© Getty Images

Retraite complémentaire : réduction générale et exonération des cotisations patronales

9 octobre 2019

Depuis le 1er janvier 2019, le champ d’application de la réduction générale s’est étendu aux cotisations de retraite complémentaire. De nouveaux cas d’exonération sont également appliqués. Explications.

Qu’est-ce que la réduction générale ou allègements généraux de charges ?

Depuis le début de l’année 2019, le crédit d’impôt pour la compétitivité et l’emploi (CICE) et le crédit d’impôt sur la taxe sur les salaires (CITS) ont été modifiés en une réduction pérenne de cotisations sociales pour les employeurs. Notamment en matière de retraite complémentaire.
 
Cette réduction vient s’ajouter à celle déjà en application pour les cotisations et contributions patronales :
  • d’assurances maladie, invalidité-décès, vieillesse ;
  • d’allocations familiales ;
  • d’accidents du travail ;
  • de contribution au fonds national d’aide au logement (Fnal) ;
  • de solidarité autonomie (CSA).
Dans le cas de la retraite complémentaire, les entreprises sont exonérées de cotisations patronales Agirc-Arrco pour les salariés dont les rémunérations brutes sont comprises entre 1 et 1,6 Smic. L’exonération est totale lorsque la rémunération se situe en-dessous d’un Smic et est annulée au-delà d’1,6 Smic.
 
Cette réduction générale, sans incidence sur les droits des salariés, porte sur :
  • la part patronale du taux minimum obligatoire (limitée à 60 %) sur Tranche 1(1)
  • la part patronale de la contribution d’équilibre général (CEG) sur Tranche 1(1)
  • la part patronale du taux supplémentaire (limitée à 60 %) sur Tranche 1(1) sous condition que la part patronale sur le taux obligatoire soit inférieure à 60 %. 

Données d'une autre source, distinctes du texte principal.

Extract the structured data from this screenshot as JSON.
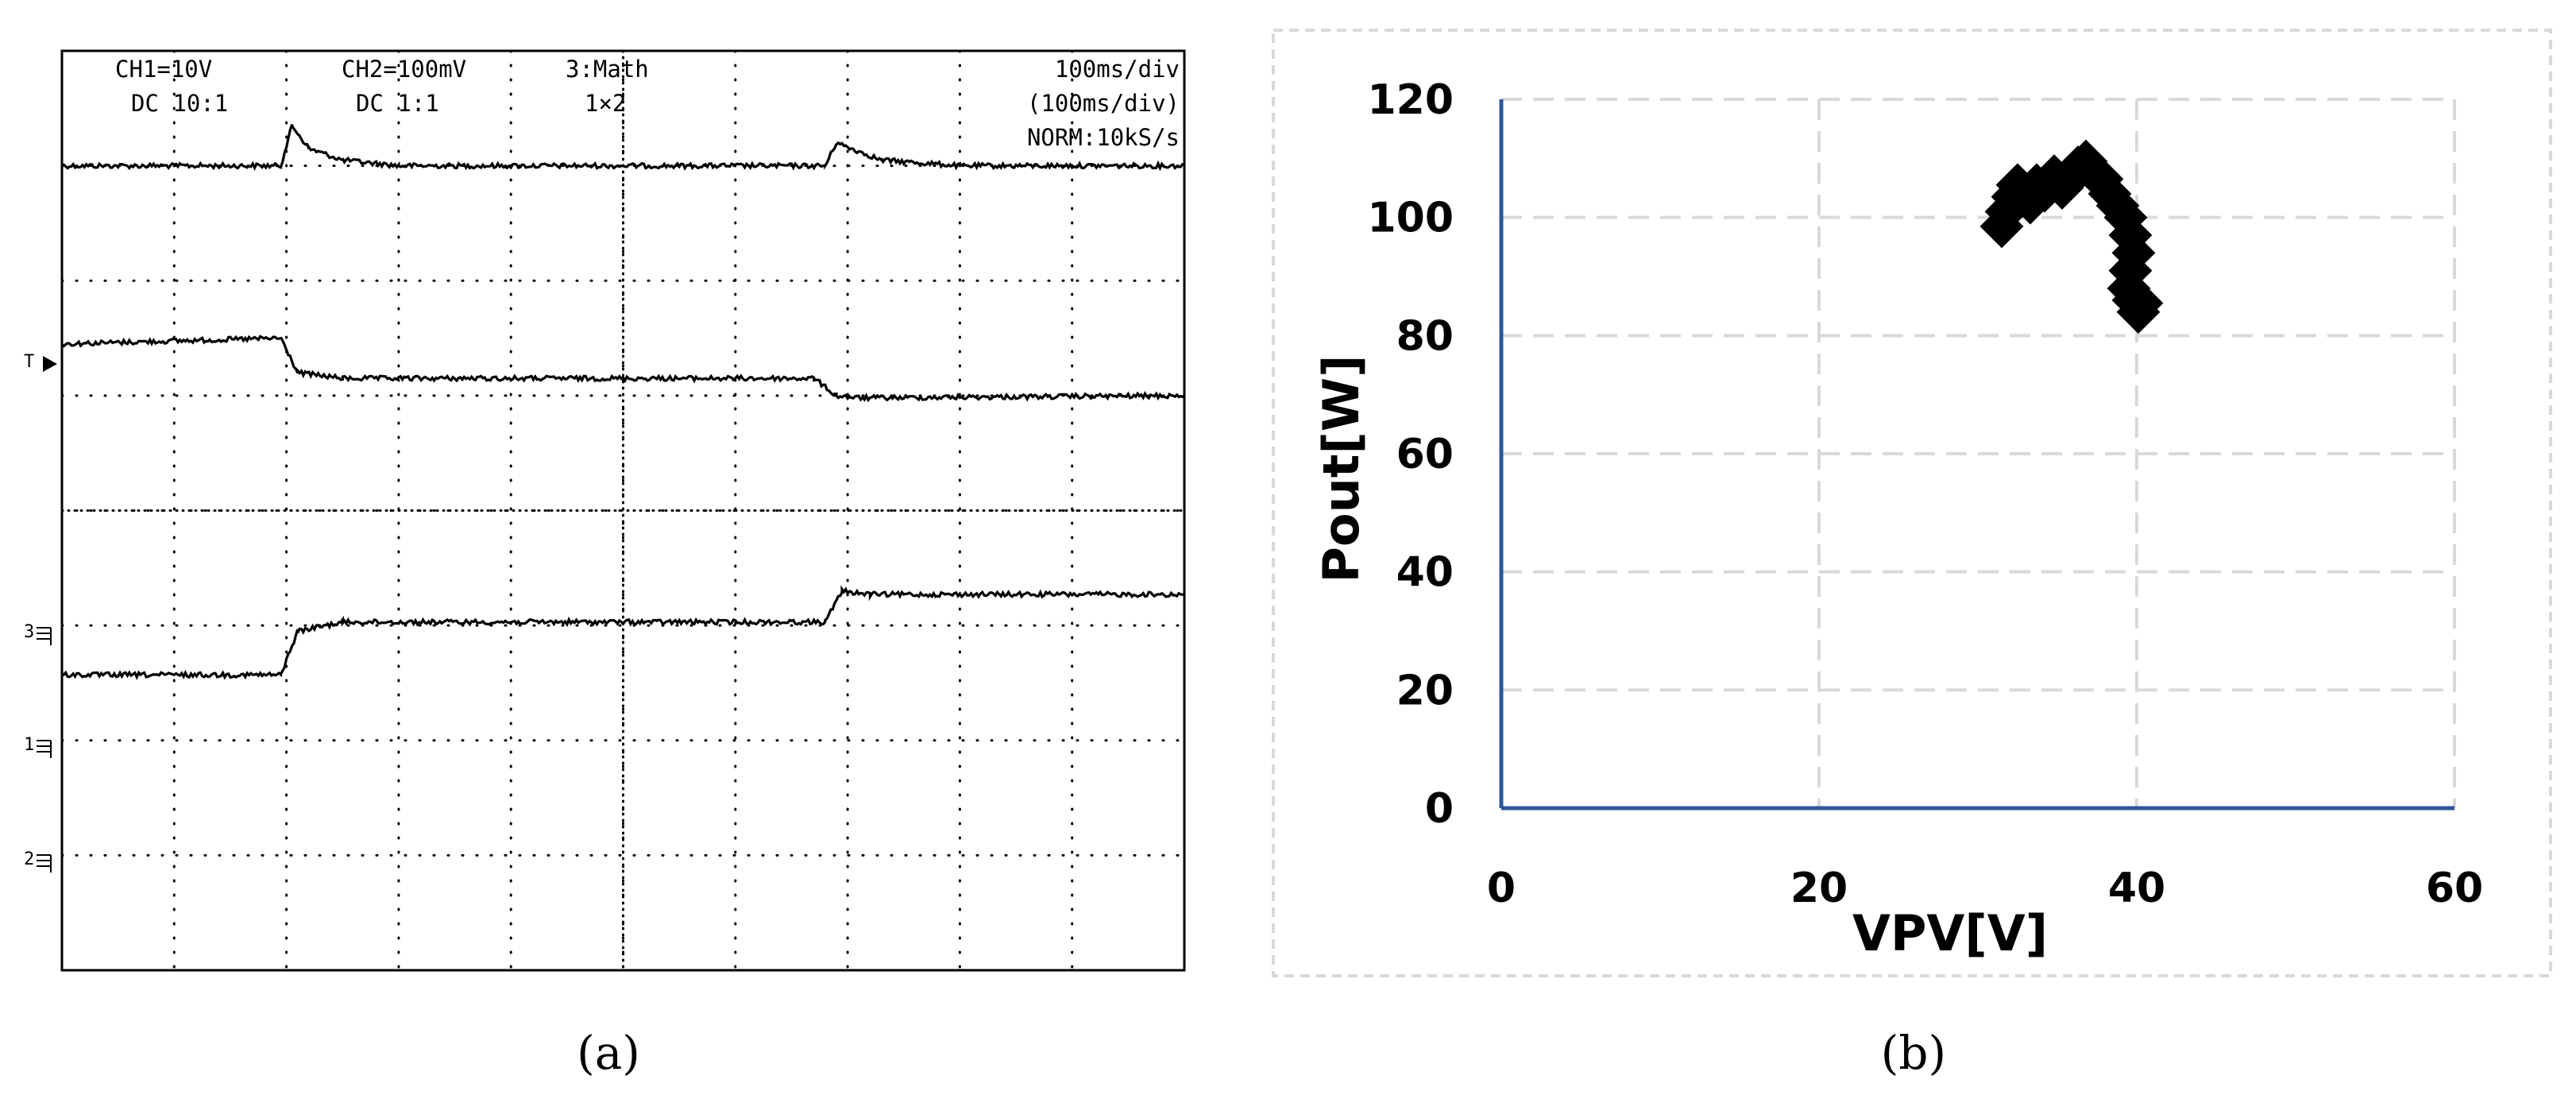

Comment déclarer cette réduction ?

Pour déclarer le montant de la réduction qui s’applique à vos cotisations de retraite complémentaire, rendez-vous dans les rubriques de la DSN prévues à cet effet. Un nouveau code cotisation individuelle pour la retraite complémentaire, intitulé « Réduction générale des cotisations patronales Agirc-Arrco » - bloc 81 type 106 - a été ajouté. Il permet de déclarer le montant de la réduction des cotisations de retraite complémentaire liée à la réduction générale.
 

Trois nouveaux cas d’exonération appliqués à la retraite complémentaire

La loi de financement de la sécurité sociale 2019 introduit 3 nouveaux dispositifs d’exonération pour la retraite complémentaire : 
  • L’exonération sur les contrats d’apprentissage et contrats de professionnalisation conclus avec des demandeurs d’emploi de 45 ans et plus ou par les groupements d’employeur pour l’insertion et la qualification(2) ;
  • L’exonération dite LODEOM, qui concerne les employeurs localisés en Guadeloupe, en Guyane, en Martinique, à la Réunion, à Saint-Barthélemy et à Saint-Martin et qui n’optent pas pour le bénéfice de l’exonération spécifiquement applicable dans ces territoires ;
  • L’exonération « Aide à domicile » qui concerne tout particulièrement les entreprises dont les salariés effectuent des missions d’aide à domicile pour les publics fragiles. La part patronale est exonérée selon un barème plus avantageux que celui de la réduction générale. Dans certains cas, il est possible de combiner cette exonération avec la réduction générale des cotisations. 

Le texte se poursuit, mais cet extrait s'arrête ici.